Praise and effect!

When I was a little girl I found PE very difficult. I was little and thin, but not naturally athletic. I was a bit scared of hurting myself, so I didn’t just go for it, I held back. The problem was compounded when I was at Brownies when I was seven. Brownies was held at our school, and during a game which involved running, I tripped and slid on the gravel on the newly laid tarmac playground. The graze started at my hairline and ran down my nose and chin, and ended at my neck. I knew then that I would never win a race at Sports Day, because I was never going to run so quickly again.

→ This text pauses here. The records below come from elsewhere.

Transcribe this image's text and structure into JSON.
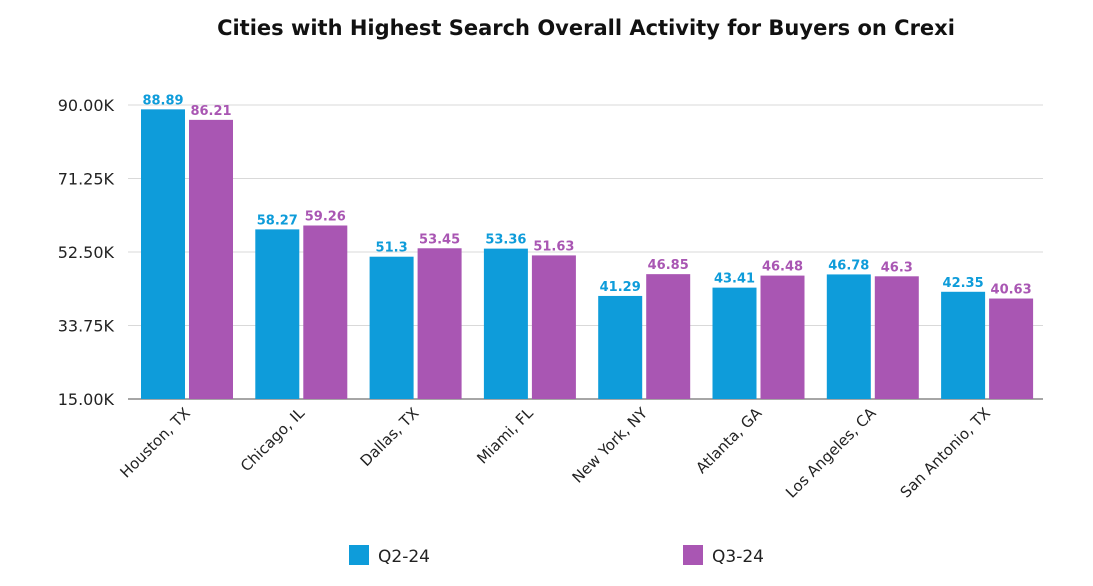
{
  "chart_data": {
    "type": "bar",
    "title": "Cities with Highest Search Overall Activity for Buyers on Crexi",
    "xlabel": "",
    "ylabel": "",
    "categories": [
      "Houston, TX",
      "Chicago, IL",
      "Dallas, TX",
      "Miami, FL",
      "New York, NY",
      "Atlanta, GA",
      "Los Angeles, CA",
      "San Antonio, TX"
    ],
    "series": [
      {
        "name": "Q2-24",
        "color": "#0E9CDA",
        "values": [
          88.89,
          58.27,
          51.3,
          53.36,
          41.29,
          43.41,
          46.78,
          42.35
        ],
        "labels": [
          "88.89",
          "58.27",
          "51.3",
          "53.36",
          "41.29",
          "43.41",
          "46.78",
          "42.35"
        ]
      },
      {
        "name": "Q3-24",
        "color": "#A956B3",
        "values": [
          86.21,
          59.26,
          53.45,
          51.63,
          46.85,
          46.48,
          46.3,
          40.63
        ],
        "labels": [
          "86.21",
          "59.26",
          "53.45",
          "51.63",
          "46.85",
          "46.48",
          "46.3",
          "40.63"
        ]
      }
    ],
    "ylim": [
      15,
      90
    ],
    "yticks": [
      15,
      33.75,
      52.5,
      71.25,
      90
    ],
    "ytick_labels": [
      "15.00K",
      "33.75K",
      "52.50K",
      "71.25K",
      "90.00K"
    ],
    "grid": true,
    "legend_position": "bottom"
  }
}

Fast forward a couple of years to a PE session in the school hall. I dreaded these lessons, and given the choice would rather have curled up in a corner with a book. On that particular day, we were told to climb halfway up the wall bars, and then make ourselves a small as possible. I was stunned and delighted when the teacher told the class that the only person who had made themselves really small was me, and she asked me to climb again and show everyone how it should be done. Perhaps she’d just done a course on the effect of praise on young children. Perhaps I really had done better than everyone else. Whatever the reason, my confidence was boosted, and I started to look forward to the work we did on the wall bars. 

When I was ten, in an art class, my teacher told me that the smoke I had painted coming out of the chimney on the house I was painting was so realistic he could almost smell it. He mentioned the colours, and the way the smoke curled up to the sky. I was no artist, but his comments gave me a lift, and encouraged me to practice my drawing and painting.

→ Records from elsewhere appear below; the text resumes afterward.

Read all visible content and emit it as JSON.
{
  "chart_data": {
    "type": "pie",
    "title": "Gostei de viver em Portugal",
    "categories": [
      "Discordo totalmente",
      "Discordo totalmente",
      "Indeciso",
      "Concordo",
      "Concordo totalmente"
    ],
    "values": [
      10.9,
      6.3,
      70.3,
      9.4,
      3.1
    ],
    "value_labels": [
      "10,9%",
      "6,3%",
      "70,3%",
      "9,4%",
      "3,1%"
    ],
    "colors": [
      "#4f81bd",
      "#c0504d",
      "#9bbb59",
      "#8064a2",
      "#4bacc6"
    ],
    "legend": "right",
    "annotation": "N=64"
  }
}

As a teenager, having passed my NNEB, and working in a Dr Barnardo’s home, I was absolutely delighted to be made group mother of Heather Nursery. There were six new Staff Nurses, and four nurseries, so two girls were going to float between the nurseries, to cover days off or sick leave. I’d never expected to be lucky enough to have my own nursery. Mrs L., the superintendent of the home, said she felt that I was calm and motherly, just what the children needed. That was an enormous boost to my confidence, and I think I blossomed that year.

Over the years, I’ve received praise from time to time, at work, or from social workers. I realised I always tried extra hard in any task if I knew that someone thought that I was good at something. Now I’m practically retired – well ok, I am retired, and I do a few hours cleaning to supplement my pension, I’ve stopped needing praise. I do my best, I don’t skimp on cleaning or cut corners, I like to be fair and earn my money honestly.

This morning we got back home, and I received a text from the lady whose house we had cleaned:

“Just got home. Oh my goodness, I wish you would both move in with me!!!”